APEC papers examine DC distribution to LED fixtures and PLC

March 10, 2010
LED lighting can potentially offer greater efficiency when driven from a DC distribution system, and Power Line Control can add remote management.

At the recentAPEC (Applied Power Electronics Conference) event, two papers addressed DC power distribution to LED lighting. The technology offers potential power savings and perhaps a more flexible wiring scheme. Those papers seem especially relevant given the launch of Redwood Systems and their DC approach to commercial office lighting that also includes Power Line Control (PLC) of fixtures.

At APEC, a researcher from Carnegie Mellon University presented a paper that modeled the potential of DC power distribution for both fluorescent and LED lighting and found that DC offered efficiency advantages for LEDs. Meanwhile, a team from Zhejiang University in China authored both a paper and a poster session describing a low-voltage DC bus for powering and controlling LED lights via a PLC scheme.

Brinda Thomas of Carnegie Mellon evaluated fluorescent and LED fixtures powered by a 277-VAC line and then similar fixtures powered from 250 VDC. DC power distribution has been widely considered in the past few years as an energy-saving measure. For instance, the IT industry is evaluating DC distribution in computer data centers. DC distribution eliminates the AC/DC stage of a power supply and the associated efficiency hit in the power supply.

Note that the DC scheme studied by Carnegie Mellon is still quite different from the Redwood Systems technology. The Carnegie scheme would still rely on a DC/DC converter in the light fixture, whereas the Redwood technology does all power conversion in a central system and provides the precise DC power needed to drive LEDs in the remote fixture.

The choice of a 250-VDC distribution scheme matches the typical DC/DC converter topologies on the market in IC form. Those converters are typically designed to operate globally where AC line voltage can vary from the 110V line in the US to 240V lines in other regions. So most power supplies include an AC/DC stage that outputs DC voltage in the range of 250V.

Thomas concluded that fluorescent offers the lowest annualized costs with AC distribution. LEDs, however, could offer an advantage in annualized cost by 2012 in a DC distribution system. But the paper notes that such a system is mostly realistic in an installation where incentives have resulted in an enterprise installing a distributed DC system based on solar energy,

The paper and poster sessions from Zhejiang University described technology that more closely resembles the Redwood Systems scheme. A master-control system would both power and control remote or slave LED modules over a pair of wires.

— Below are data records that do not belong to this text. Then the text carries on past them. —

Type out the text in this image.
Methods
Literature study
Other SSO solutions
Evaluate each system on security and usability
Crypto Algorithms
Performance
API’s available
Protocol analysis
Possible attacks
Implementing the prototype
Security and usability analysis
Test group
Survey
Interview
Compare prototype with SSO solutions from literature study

The architecture essentially splits a boost power converter architecture between the master and slave modules. The master module includes the inductor that typically stores energy from the output of the rectifier in a boost converter. The slave includes the switch, diode, and capacitor that comprise a boost converter.

The master also includes a switch that's used to modulate data using a variable pulse width. Power to the salve is temporarily unavailable during communications, but the capacitor in the slave can store the power required for continuous operation. The paper also described a way for the slave to signal data back to the master.

Because the papers were presented at an IEEE sponsored conference, you won't likely find links to either freely available. But the APEC 2010 proceedings will soon be available for purchase.